C’est un thème et c’est un programme. Après avoir travaillé l’année dernière en partenariat avec le Comité pour l’histoire économique et financière de la France sur les liens entre esclavage et économie, aujourd’hui, nous voulons montrer la vitalité de la recherche francophone sur les esclavages. Je dis bien « les » esclavages, car durant ce colloque, il n’a pas été question que de l’esclavage colonial, mais aussi, par exemple, de l’esclavage par ascendance qui existe encore dans certaines sociétés ici en Afrique.
Ce thème est aussi un programme, car, en organisant cet événement avec l’AUF, nous avons envie d’accompagner la coopération, d’abord entre les chercheurs africains dont nous espérons qu’ils se saisiront de ce colloque pour mettre en place des réseaux et renforcer leurs partenariats internationaux. Et comme avec notre colloque à Bercy l’année dernière, en dressant cet état des lieux, nous espérons également montrer l’ampleur des questions qui restent à traiter, et donc à relancer l’intérêt pour la recherche historique sur les esclavages.
Après deux journées de colloque, je crois que nous pouvons dire que ces deux objectifs ont été atteints.

Dans le monde dans lequel nous vivons où les replis identitaires se multiplient, pouvez-vous nous dire quels sont les véritables enjeux de ce colloque sur les esclavages et quel en serait le message ?

Il y a tout d’abord un enjeu de compréhension du phénomène de l’esclavage : celui-ci est encore trop souvent perçu de façon superficielle, essentiellement à partir de la traite et des marchés d’êtres humains. Le colloque éclaire tous les rouages de la mécanique de l’esclavage, les caractéristiques des sociétés esclavagistes, de ce qu’elles font aux êtres humains, mais aussi comment les arts et la littérature, à côté du travail des historiens, contribuent à en réparer les séquelles.

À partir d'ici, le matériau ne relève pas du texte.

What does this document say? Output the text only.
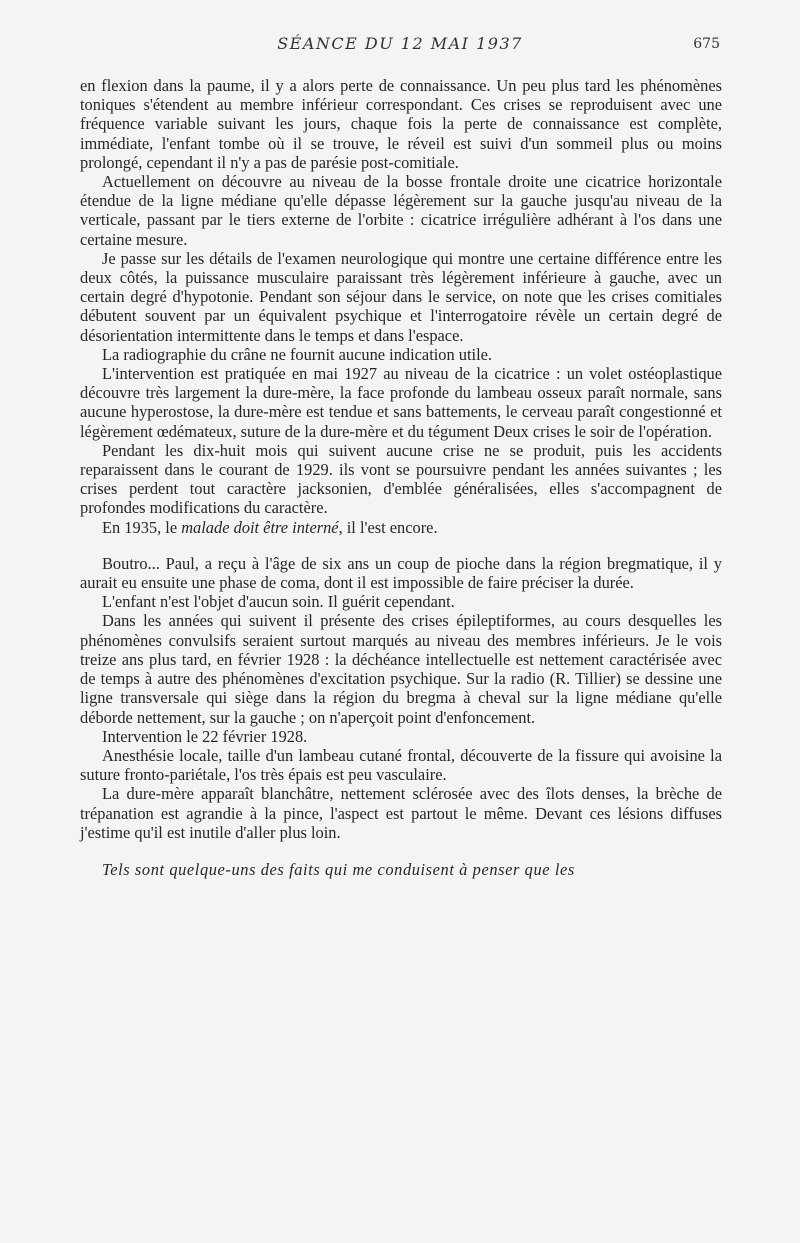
SÉANCE DU 12 MAI 1937	675

en flexion dans la paume, il y a alors perte de connaissance. Un peu plus tard les phénomènes toniques s'étendent au membre inférieur correspondant. Ces crises se reproduisent avec une fréquence variable suivant les jours, chaque fois la perte de connaissance est complète, immédiate, l'enfant tombe où il se trouve, le réveil est suivi d'un sommeil plus ou moins prolongé, cependant il n'y a pas de parésie post-comitiale.

Actuellement on découvre au niveau de la bosse frontale droite une cicatrice horizontale étendue de la ligne médiane qu'elle dépasse légèrement sur la gauche jusqu'au niveau de la verticale, passant par le tiers externe de l'orbite : cicatrice irrégulière adhérant à l'os dans une certaine mesure.

Je passe sur les détails de l'examen neurologique qui montre une certaine différence entre les deux côtés, la puissance musculaire paraissant très légèrement inférieure à gauche, avec un certain degré d'hypotonie. Pendant son séjour dans le service, on note que les crises comitiales débutent souvent par un équivalent psychique et l'interrogatoire révèle un certain degré de désorientation intermittente dans le temps et dans l'espace.

La radiographie du crâne ne fournit aucune indication utile.

L'intervention est pratiquée en mai 1927 au niveau de la cicatrice : un volet ostéoplastique découvre très largement la dure-mère, la face profonde du lambeau osseux paraît normale, sans aucune hyperostose, la dure-mère est tendue et sans battements, le cerveau paraît congestionné et légèrement œdémateux, suture de la dure-mère et du tégument Deux crises le soir de l'opération.

Pendant les dix-huit mois qui suivent aucune crise ne se produit, puis les accidents reparaissent dans le courant de 1929. ils vont se poursuivre pendant les années suivantes ; les crises perdent tout caractère jacksonien, d'emblée généralisées, elles s'accompagnent de profondes modifications du caractère.

En 1935, le malade doit être interné, il l'est encore.

Boutro... Paul, a reçu à l'âge de six ans un coup de pioche dans la région bregmatique, il y aurait eu ensuite une phase de coma, dont il est impossible de faire préciser la durée.

L'enfant n'est l'objet d'aucun soin. Il guérit cependant.

Dans les années qui suivent il présente des crises épileptiformes, au cours desquelles les phénomènes convulsifs seraient surtout marqués au niveau des membres inférieurs. Je le vois treize ans plus tard, en février 1928 : la déchéance intellectuelle est nettement caractérisée avec de temps à autre des phénomènes d'excitation psychique. Sur la radio (R. Tillier) se dessine une ligne transversale qui siège dans la région du bregma à cheval sur la ligne médiane qu'elle déborde nettement, sur la gauche ; on n'aperçoit point d'enfoncement.

Intervention le 22 février 1928.

Anesthésie locale, taille d'un lambeau cutané frontal, découverte de la fissure qui avoisine la suture fronto-pariétale, l'os très épais est peu vasculaire.

La dure-mère apparaît blanchâtre, nettement sclérosée avec des îlots denses, la brèche de trépanation est agrandie à la pince, l'aspect est partout le même. Devant ces lésions diffuses j'estime qu'il est inutile d'aller plus loin.

Tels sont quelque-uns des faits qui me conduisent à penser que les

Il y a ensuite, je l’ai dit, un enjeu de montrer que l’esclavage ne se limite pas à l’esclavage colonial. Que d’autres formes de travail contraint assorti de discriminations existent dans d’autres contextes, parfois encore aujourd’hui, si l’on songe à l’esclavage par ascendance dans certaines parties des sociétés africaines.

Ce constat amène à une troisième dimension également présente dans le colloque : c’est l’enjeu de la désessentialisation de l’esclavage : aujourd’hui encore, trop de personnes continuent de mettre un signe égal entre « esclave » et « Noir » ; les idéologies racistes qui sont nées des sociétés esclavagistes pour en justifier l’injustice n’ont pas disparu. Il en reste des traces dans les inconscients et il est indispensable de les extirper en montrant la complexité du phénomène de l’esclavage.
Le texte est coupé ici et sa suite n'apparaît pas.